KBB Editors' Overview
By KBB.com Editors - Updated Date: 7/28/2013
Think of the Verano as a Buick, condensed. As the automaker's smallest sedan, the Verano is easy to drive and maneuver, yet it offers the high levels of comfort long associated with larger Buicks such as the Regal and LaCrosse. The Verano shares its architecture with the Chevrolet Cruze, but distinguishes itself with higher levels of fit and finish, advanced safety features, and a cloud-like ride. Though not as athletic as an Acura ILX or as fuel-efficient as a Lexus CT 200h hybrid, the Verano and its topline Turbo version stand out in the entry-level luxury segment with their refinement and value proposition. With a starting price under $25,000, the 2014 Verano offers one of the most comfortable rides for the money.
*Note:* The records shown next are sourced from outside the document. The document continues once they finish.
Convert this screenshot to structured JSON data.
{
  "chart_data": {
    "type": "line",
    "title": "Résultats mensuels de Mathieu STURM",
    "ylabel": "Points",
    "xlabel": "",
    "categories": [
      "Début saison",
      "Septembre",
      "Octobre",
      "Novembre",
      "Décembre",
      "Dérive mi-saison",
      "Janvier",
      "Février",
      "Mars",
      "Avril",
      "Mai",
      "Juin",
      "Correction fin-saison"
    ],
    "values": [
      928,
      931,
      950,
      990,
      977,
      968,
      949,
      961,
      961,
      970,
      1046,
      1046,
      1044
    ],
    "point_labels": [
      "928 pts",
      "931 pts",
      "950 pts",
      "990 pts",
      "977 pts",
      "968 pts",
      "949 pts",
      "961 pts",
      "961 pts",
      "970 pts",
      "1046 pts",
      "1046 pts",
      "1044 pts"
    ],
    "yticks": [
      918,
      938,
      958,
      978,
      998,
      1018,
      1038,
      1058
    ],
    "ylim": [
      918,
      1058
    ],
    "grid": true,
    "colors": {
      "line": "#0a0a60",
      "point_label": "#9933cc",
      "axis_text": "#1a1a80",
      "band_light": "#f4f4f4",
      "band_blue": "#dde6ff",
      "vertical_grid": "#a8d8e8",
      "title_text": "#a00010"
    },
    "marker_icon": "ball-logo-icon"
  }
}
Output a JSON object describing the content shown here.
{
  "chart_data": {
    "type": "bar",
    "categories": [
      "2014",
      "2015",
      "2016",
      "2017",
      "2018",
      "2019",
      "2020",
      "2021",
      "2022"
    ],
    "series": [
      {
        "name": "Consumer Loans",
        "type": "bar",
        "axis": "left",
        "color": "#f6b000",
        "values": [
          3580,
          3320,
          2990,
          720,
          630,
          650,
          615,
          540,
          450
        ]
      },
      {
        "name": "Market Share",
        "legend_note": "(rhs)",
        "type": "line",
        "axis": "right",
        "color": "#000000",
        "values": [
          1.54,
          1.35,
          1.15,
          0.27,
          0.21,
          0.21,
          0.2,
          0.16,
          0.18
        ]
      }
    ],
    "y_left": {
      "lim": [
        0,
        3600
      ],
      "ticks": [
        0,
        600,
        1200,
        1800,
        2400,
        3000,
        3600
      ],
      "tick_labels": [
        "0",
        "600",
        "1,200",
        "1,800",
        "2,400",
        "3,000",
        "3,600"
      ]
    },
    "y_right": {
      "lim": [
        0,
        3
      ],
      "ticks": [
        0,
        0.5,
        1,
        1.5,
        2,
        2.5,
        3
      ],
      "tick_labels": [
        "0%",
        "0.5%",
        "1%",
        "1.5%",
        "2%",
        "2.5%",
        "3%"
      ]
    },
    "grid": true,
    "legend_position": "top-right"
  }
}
You'll Like This Car If...
If a plush and quiet ride is more important to you than sharp handling, the Verano sedan is ready to be your sanctuary on wheels. Turbo versions add a cherry on top with quick acceleration and plenty of passing power for not a lot more money.
You May Not Like This Car If...
If you equate a luxury sedan with performance handling or a roomy interior, the Verano may not appeal. The Acura ILX feels more nimble, while the larger Buick Regal offers extra space to stretch out, especially for rear-seat passengers.
What's New for 2014
Forward-collision alert and lane-departure warning join the Buick's impressive list of safety features. The Verano's tech system gets smarter with text message support and Siri Eyes Free, a voice-recognition system that works with Apple's iPhone.
If there's one word to describe the Verano, it's "comfortable." That shouldn't come as a surprise since it's a Buick, but it is a significant distinguisher among compact sedans. Where other entry-level luxury sedans strive to be sporty, this one puts on few such airs. Its non-independent torsion-beam rear suspension may seem dated, but the setup works with aplomb to soak up bumps. The Verano glides over roads like a little cloud. Sound isolation is equally impressive. With the standard 180-horsepower 4-cylinder engine and 6-speed automatic transmission, the Verano's performance is acceptable but not exceptional. Opt for the impressive turbocharged engine and you gain 70 horsepower while sacrificing only one or two mpg. The Verano Turbo is a zippy little car that can go 0-60 mph in just over six seconds. The turbo model's suspension is slightly stiffer, but it's still no corner carver. Brake response and pedal feel on our test car was mushy and subpar.
Buick says the 2014 Verano is intended to be the quietest compact sedan on the road, and we believe it. More than mere marketing lingo, its QuietTuning technology effectively quells unwanted noise and vibration.
Pony up to a top-line version of the Verano, and you'll get plenty of just that. With 250 horsepower on tap, Buick's compact 4-door can effortlessly get up to speed on freeways and breeze past slower traffic once there. Better yet, the turbo power comes on smoothly and with minimal lag.